Friday, January 24, 2014

Google Forms and Flubaroo

I had used Google Forms in my classroom, a 1-1 Ipad environment, a few times during this school year as an aid to help with formative assessment. While it did help me focus on identifying patterns of misconceptions and errors my students were having, it did not help me get information to them in any more timely manner than I had not been doing before with more traditional pencil and paper methods so I only used them sporadically.

This week, I decided to try to combine short Google Forms assessment tasks with Flubaroo, a grading script tool that can be installed in a Google Form response spreadsheet. While this brings some limitations to the assessments, what I liked about this combination was the ability to get very timely information to individual students via e-mail on errors that they had made that day and at the same time, get a very quick overview on common errors that my classes were having so I could address those class-wide misconceptions the next day.

It is not a perfect process, especially for a mathematics class. Google Forms does not have an equation editor like Google Docs does, (why not?), so symbols like fraction bars have to be entered with a slash - example 12/35. This in turn can confuse the Flubaroo reporting tool in thinking that the numbers separated by a slash are dates. I also do not get a look at all the work my students did with each problem that I got with pencil and paper. But I feel the ability to get very timely information to them, and to me, outweighs the negatives. I will continue to tweak the process during the rest of the year to hopefully improve the quality of feedback they get and that is transmitted to me.

A link to one of the Forms I used this week is here.

A link to the what a student e-mail report looks like is here. - Note that the slash in the answer gave some incorrect responses as to what the answers were. The actual grading of the results was fine, but the reporting of the errors was confused by the slash.

Saturday, August 24, 2013

Homework - Still

One of the things I have been thinking about for the upcoming school year is - Homework. Over the last two years, I have attempted to limit the amount of homework assigned, made it as relevant as possible, and designed it to practice what we have been working on in class. Even with those modifications, that has not really improved the quality of what is submitted. Since homework was designed as practice, my policy was to count homework for effort, not accuracy. It would end up counting about 20% of a term grade and was a way to encourage students to show consistent effort and improvement through practice.
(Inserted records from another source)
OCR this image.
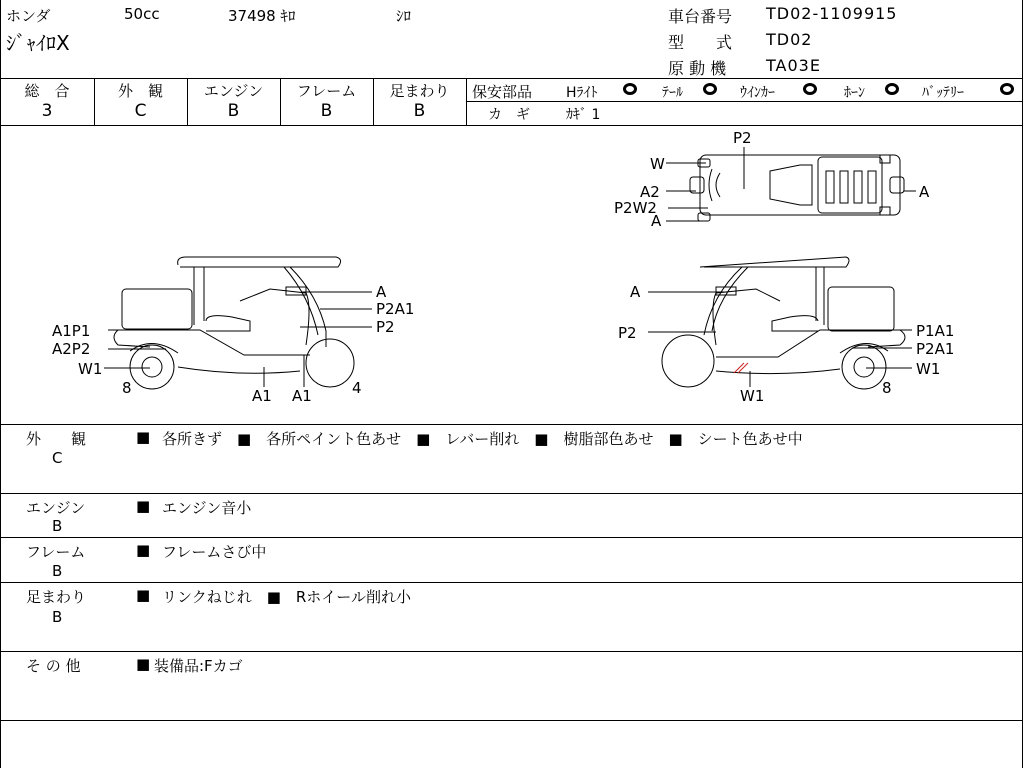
ホンダ	50cc	37498 ｷﾛ	ｼﾛ
ｼﾞｬｲﾛX
車台番号 TD02-1109915
型　　式 TD02
原 動 機 TA03E
総　合
3
外　観
C
エンジン
B
フレーム
B
足まわり
B
保安部品 Hﾗｲﾄ	ﾃｰﾙ	ｳｲﾝｶｰ	ﾎｰﾝ	ﾊﾞｯﾃﾘｰ
カ　ギ	ｶｷﾞ 1
P2
W
A2
P2W2
A
A
A
P2A1
P2
A1P1
A2P2
W1
8	A1 A1	4
A
P2	P1A1
P2A1
W1
W1	8
外　　観
C
■
各所きず　■　各所ペイント色あせ　■　レバー削れ　■　樹脂部色あせ　■　シート色あせ中
エンジン
B
■
エンジン音小
フレーム
B
■
フレームさび中
足まわり
B
■
リンクねじれ　■　Rホイール削れ小
そ の 他
■	装備品:Fカゴ
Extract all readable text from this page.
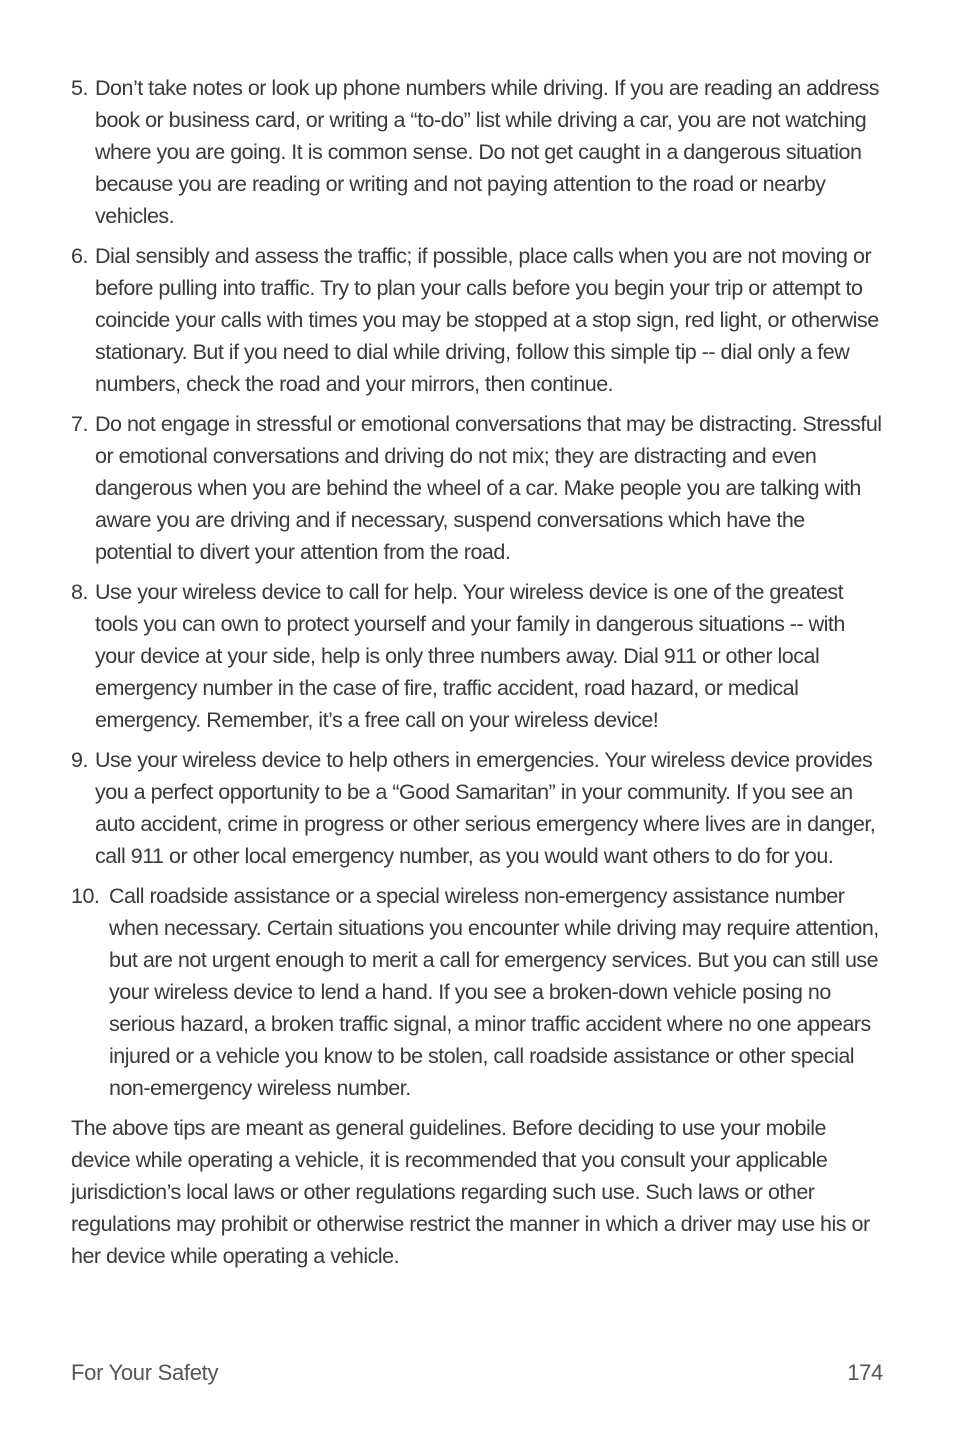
5. Don’t take notes or look up phone numbers while driving. If you are reading an address book or business card, or writing a “to-do” list while driving a car, you are not watching where you are going. It is common sense. Do not get caught in a dangerous situation because you are reading or writing and not paying attention to the road or nearby vehicles.
6. Dial sensibly and assess the traffic; if possible, place calls when you are not moving or before pulling into traffic. Try to plan your calls before you begin your trip or attempt to coincide your calls with times you may be stopped at a stop sign, red light, or otherwise stationary. But if you need to dial while driving, follow this simple tip -- dial only a few numbers, check the road and your mirrors, then continue.
7. Do not engage in stressful or emotional conversations that may be distracting. Stressful or emotional conversations and driving do not mix; they are distracting and even dangerous when you are behind the wheel of a car. Make people you are talking with aware you are driving and if necessary, suspend conversations which have the potential to divert your attention from the road.
8. Use your wireless device to call for help. Your wireless device is one of the greatest tools you can own to protect yourself and your family in dangerous situations -- with your device at your side, help is only three numbers away. Dial 911 or other local emergency number in the case of fire, traffic accident, road hazard, or medical emergency. Remember, it’s a free call on your wireless device!
9. Use your wireless device to help others in emergencies. Your wireless device provides you a perfect opportunity to be a “Good Samaritan” in your community. If you see an auto accident, crime in progress or other serious emergency where lives are in danger, call 911 or other local emergency number, as you would want others to do for you.
10. Call roadside assistance or a special wireless non-emergency assistance number when necessary. Certain situations you encounter while driving may require attention, but are not urgent enough to merit a call for emergency services. But you can still use your wireless device to lend a hand. If you see a broken-down vehicle posing no serious hazard, a broken traffic signal, a minor traffic accident where no one appears injured or a vehicle you know to be stolen, call roadside assistance or other special non-emergency wireless number.

The above tips are meant as general guidelines. Before deciding to use your mobile device while operating a vehicle, it is recommended that you consult your applicable jurisdiction’s local laws or other regulations regarding such use. Such laws or other regulations may prohibit or otherwise restrict the manner in which a driver may use his or her device while operating a vehicle.

For Your Safety	174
However, the game for many of my students often was to submit something that was complete enough - for the grade - with not really much learning or practicing going on. It mainly served as a way to inflate their grades.

Eliminating homework altogether is an option that I considered. Pernille Ripp posted an excellent post recently about getting rid of homework in 11 steps. It had me almost convinced to go that route. The primary problem with this approach is my belief, for now anyway, that while we definitely practice in class what we are studying, enough practice on math concepts is not possible only in the classroom - at least for a majority of my students.

So that left me stuck with what to do for this year. For now, I have decided to continue to assign homework on many nights. It will also continue to be designed for practice and/or enrichment but it will not count towards a grade. My thought is that with the removal of the grading game, those that do it, hopefully most of them he said naively, will be truly doing it for practice and to improve their skills. When I check the work they submit, the feed back I give should also be more meaningful and open up further avenues of discussion and learning between us; student and teacher.